Saturday 15 May 2010

On 'getting real'

One paradox with which the devout deal constantly (it is universal, but those not in the category of devout do not necessarily think of it much) is that, when we take a peek at our own weakness and sinfulness, we tend to say "but that's not like me!" Granted - sometimes this is quite true, since we all have moments of being puzzlingly inconsistent, or of indeed doing something very much out of character. Yet I cannot be alone in catching myself saying "that's not like me," even if the matter at hand is something I've (grudgingly, reluctantly, but eventually) admitted to just about every time I've expressed contrition during the past 40 years or so.

I remember once learning of a favourite prayer of Francis' - "Lord, who are you? Lord, who am I?" We'll certainly never know the former in total (in fact, the more we seek the answer, the less we realise we know - and that's rather glorious and awe inspiring.) Yet I think it's the answer to the second that we fear the more! We are far more fragile than we like to admit. I no longer have copies of his books on my shelves, but I'm fairly certain it was Thomas Merton who observed that God cannot be present with us in our fantasies because he can only be present in what is real - us.

Even in our moments of being troubled at our actions, I believe that it's actually true that 'that isn't like me,' however many hundreds of times we've had proof that we act in a certain fashion. There's another part of us that cries out for intimacy with our God - which longs to live the values fostered by such intimacy - and which wants to share this in love of neighbour.

I'm not about to distinguish the nonsense on the Internet forums with undue attention, but, since it is so widespread (and so many people see a 'vocation' to bully or be bullied...), I want to make a distinction between the grace there is in God's removing our self-deception and the 'you have to stop kidding yourself!' line in which on-line bullies so excel. (The latest, I understand, is that self-hatred - especially in relation to 'health' - is supposed to be healthy and to motivate one. Nonsense. Hatred of anyone destroys us, and hatred of ourselves leaves just a shell of fear and shame.) God calls us to be real! Our self-deception, which often leads us into sin but always keeps us from our potential, always needs to be shattered by love and grace. Think of it - whenever we've experienced conversion, after all the self deception, the Truth is enormously refreshing.

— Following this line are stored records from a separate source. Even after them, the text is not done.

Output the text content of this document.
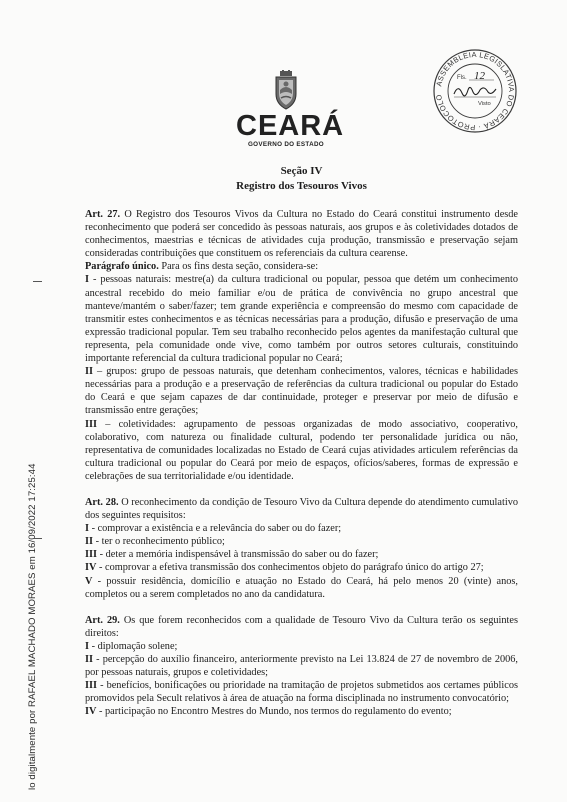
CEARÁ
GOVERNO DO ESTADO
ASSEMBLEIA LEGISLATIVA DO CEARÁ · PROTOCOLO
Fls. 12
Visto
lo digitalmente por RAFAEL MACHADO MORAES em 16/09/2022 17:25:44
Seção IV
Registro dos Tesouros Vivos

Art. 27. O Registro dos Tesouros Vivos da Cultura no Estado do Ceará constitui instrumento desde reconhecimento que poderá ser concedido às pessoas naturais, aos grupos e às coletividades dotados de conhecimentos, maestrias e técnicas de atividades cuja produção, transmissão e preservação sejam consideradas contribuições que constituem os referenciais da cultura cearense.

Parágrafo único. Para os fins desta seção, considera-se:

I - pessoas naturais: mestre(a) da cultura tradicional ou popular, pessoa que detém um conhecimento ancestral recebido do meio familiar e/ou de prática de convivência no grupo ancestral que manteve/mantém o saber/fazer; tem grande experiência e compreensão do mesmo com capacidade de transmitir estes conhecimentos e as técnicas necessárias para a produção, difusão e preservação de uma expressão tradicional popular. Tem seu trabalho reconhecido pelos agentes da manifestação cultural que representa, pela comunidade onde vive, como também por outros setores culturais, constituindo importante referencial da cultura tradicional popular no Ceará;

II – grupos: grupo de pessoas naturais, que detenham conhecimentos, valores, técnicas e habilidades necessárias para a produção e a preservação de referências da cultura tradicional ou popular do Estado do Ceará e que sejam capazes de dar continuidade, proteger e preservar por meio de difusão e transmissão entre gerações;

III – coletividades: agrupamento de pessoas organizadas de modo associativo, cooperativo, colaborativo, com natureza ou finalidade cultural, podendo ter personalidade jurídica ou não, representativa de comunidades localizadas no Estado de Ceará cujas atividades articulem referências da cultura tradicional ou popular do Ceará por meio de espaços, ofícios/saberes, formas de expressão e celebrações de sua territorialidade e/ou identidade.

Art. 28. O reconhecimento da condição de Tesouro Vivo da Cultura depende do atendimento cumulativo dos seguintes requisitos:

I - comprovar a existência e a relevância do saber ou do fazer;

II - ter o reconhecimento público;

III - deter a memória indispensável à transmissão do saber ou do fazer;

IV - comprovar a efetiva transmissão dos conhecimentos objeto do parágrafo único do artigo 27;

V - possuir residência, domicílio e atuação no Estado do Ceará, há pelo menos 20 (vinte) anos, completos ou a serem completados no ano da candidatura.

Art. 29. Os que forem reconhecidos com a qualidade de Tesouro Vivo da Cultura terão os seguintes direitos:

I - diplomação solene;

II - percepção do auxílio financeiro, anteriormente previsto na Lei 13.824 de 27 de novembro de 2006, por pessoas naturais, grupos e coletividades;

III - benefícios, bonificações ou prioridade na tramitação de projetos submetidos aos certames públicos promovidos pela Secult relativos à área de atuação na forma disciplinada no instrumento convocatório;

IV - participação no Encontro Mestres do Mundo, nos termos do regulamento do evento;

Someone asked me an odd question this week, and one which has no answer - so please allow for that I intend no literal exposition of any visions of the afterlife here! (If you really want a clue to the afterlife in such detail... well, try those 'death experience' books, if you can manage to detach yourself from the knowledge that all were penned by people who were alive when they did so.) I was asked what hell must be like, specifically in relation to a discussion of serial killers.

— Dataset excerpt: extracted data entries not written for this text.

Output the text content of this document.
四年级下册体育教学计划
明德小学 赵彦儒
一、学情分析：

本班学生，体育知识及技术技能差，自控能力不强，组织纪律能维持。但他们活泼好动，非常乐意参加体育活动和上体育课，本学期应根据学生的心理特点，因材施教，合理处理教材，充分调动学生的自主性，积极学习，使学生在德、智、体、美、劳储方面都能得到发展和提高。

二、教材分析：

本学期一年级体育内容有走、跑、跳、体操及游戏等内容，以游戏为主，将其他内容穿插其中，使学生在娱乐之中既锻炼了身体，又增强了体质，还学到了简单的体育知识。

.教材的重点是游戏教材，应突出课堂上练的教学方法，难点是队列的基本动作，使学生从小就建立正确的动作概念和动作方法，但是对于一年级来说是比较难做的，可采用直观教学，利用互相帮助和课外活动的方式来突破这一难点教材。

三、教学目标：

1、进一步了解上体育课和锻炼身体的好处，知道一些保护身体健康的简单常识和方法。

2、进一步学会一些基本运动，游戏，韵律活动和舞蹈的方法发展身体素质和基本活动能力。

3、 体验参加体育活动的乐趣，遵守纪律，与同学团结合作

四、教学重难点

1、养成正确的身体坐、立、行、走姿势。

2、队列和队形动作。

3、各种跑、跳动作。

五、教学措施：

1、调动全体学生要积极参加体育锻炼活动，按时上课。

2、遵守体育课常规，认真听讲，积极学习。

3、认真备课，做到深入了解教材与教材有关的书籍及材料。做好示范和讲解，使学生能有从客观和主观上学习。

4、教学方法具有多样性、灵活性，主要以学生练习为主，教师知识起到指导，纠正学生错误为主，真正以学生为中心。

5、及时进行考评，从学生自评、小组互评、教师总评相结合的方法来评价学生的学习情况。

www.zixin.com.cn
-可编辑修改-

I cannot begin to explain heinous evil, and, lest I have nightmares tonight, I'm not going to dwell on the subject. I've never been one to focus on hell in any case, and, since my idea of evangelism is to focus on our dignity in God's image, and on intimacy with the Beloved, obviously I don't think 'hell' is a part of this. The after-life is beyond our description, however one may long for the greater intimacy which will grow for eternity - and I believe in cosmic redemption even if I cannot define that any more than give one details of heaven (beyond a vague, anthropomorphic residue to my thinking which makes me think that we musicians are distinguished in that we have to work in both lives...) ;)

Yet, awkward though this expression is, perhaps the very means by which we will continue to be called to this intimacy will be in grace stripping us of self deception, allowing us to be fully real. We all have experienced the painful but exhilarating, marvellous embrace of Truth, as I mentioned earlier in this post. I do not believe in a God of vengeance and punishment, but wonder if those who have fallen into heinous evil, gone beyond even having human delicacy and conscience, might find seeing the truth to be hell. (I further see divine power as unlimited in a fashion beyond our comprehension - there's always the chance for this revelation of Truth to lead to purification within us, however horrid our actions may have been.)

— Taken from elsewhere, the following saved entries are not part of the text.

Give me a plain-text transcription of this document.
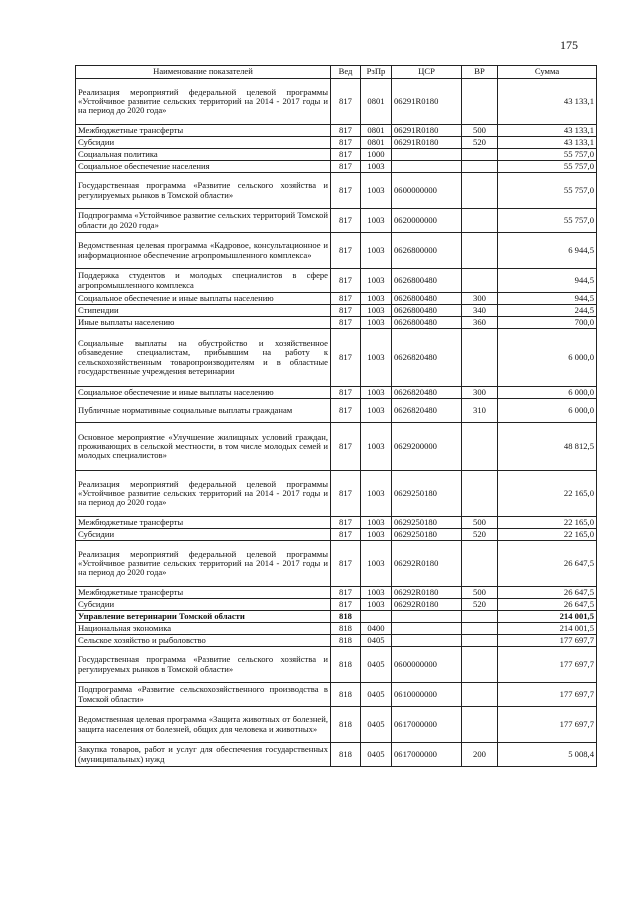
175
Наименование показателей	Вед	РзПр	ЦСР	ВР	Сумма
Реализация мероприятий федеральной целевой программы «Устойчивое развитие сельских территорий на 2014 - 2017 годы и на период до 2020 года»	817	0801	06291R0180		43 133,1
Межбюджетные трансферты	817	0801	06291R0180	500	43 133,1
Субсидии	817	0801	06291R0180	520	43 133,1
Социальная политика	817	1000			55 757,0
Социальное обеспечение населения	817	1003			55 757,0
Государственная программа «Развитие сельского хозяйства и регулируемых рынков в Томской области»	817	1003	0600000000		55 757,0
Подпрограмма «Устойчивое развитие сельских территорий Томской области до 2020 года»	817	1003	0620000000		55 757,0
Ведомственная целевая программа «Кадровое, консультационное и информационное обеспечение агропромышленного комплекса»	817	1003	0626800000		6 944,5
Поддержка студентов и молодых специалистов в сфере агропромышленного комплекса	817	1003	0626800480		944,5
Социальное обеспечение и иные выплаты населению	817	1003	0626800480	300	944,5
Стипендии	817	1003	0626800480	340	244,5
Иные выплаты населению	817	1003	0626800480	360	700,0
Социальные выплаты на обустройство и хозяйственное обзаведение специалистам, прибывшим на работу к сельскохозяйственным товаропроизводителям и в областные государственные учреждения ветеринарии	817	1003	0626820480		6 000,0
Социальное обеспечение и иные выплаты населению	817	1003	0626820480	300	6 000,0
Публичные нормативные социальные выплаты гражданам	817	1003	0626820480	310	6 000,0
Основное мероприятие «Улучшение жилищных условий граждан, проживающих в сельской местности, в том числе молодых семей и молодых специалистов»	817	1003	0629200000		48 812,5
Реализация мероприятий федеральной целевой программы «Устойчивое развитие сельских территорий на 2014 - 2017 годы и на период до 2020 года»	817	1003	0629250180		22 165,0
Межбюджетные трансферты	817	1003	0629250180	500	22 165,0
Субсидии	817	1003	0629250180	520	22 165,0
Реализация мероприятий федеральной целевой программы «Устойчивое развитие сельских территорий на 2014 - 2017 годы и на период до 2020 года»	817	1003	06292R0180		26 647,5
Межбюджетные трансферты	817	1003	06292R0180	500	26 647,5
Субсидии	817	1003	06292R0180	520	26 647,5
Управление ветеринарии Томской области	818				214 001,5
Национальная экономика	818	0400			214 001,5
Сельское хозяйство и рыболовство	818	0405			177 697,7
Государственная программа «Развитие сельского хозяйства и регулируемых рынков в Томской области»	818	0405	0600000000		177 697,7
Подпрограмма «Развитие сельскохозяйственного производства в Томской области»	818	0405	0610000000		177 697,7
Ведомственная целевая программа «Защита животных от болезней, защита населения от болезней, общих для человека и животных»	818	0405	0617000000		177 697,7
Закупка товаров, работ и услуг для обеспечения государственных (муниципальных) нужд	818	0405	0617000000	200	5 008,4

I become ill when I even think of heinous violence, and those who have been guilt of this certainly 'saw' it up close... Could their hell be to see it with no gloss, no wicked detachment? Could they, perhaps, see the real agony of the victims, and of everyone associated with them? Or of how such violence infects the world at large - how all of creation grieves and suffers? How God Himself descended to suffer with his creation?

Well, all right - I'm being a bit too ambitious here - but, if those who were close to being totally wicked here had to be completely stripped of self deception (which should be a glorious, joyous, if painful action of grace), and to fully face the totality of the effects of their actions, I wouldn't want to think of a worse hell than that.

Nor would I forget this could mean their redemption.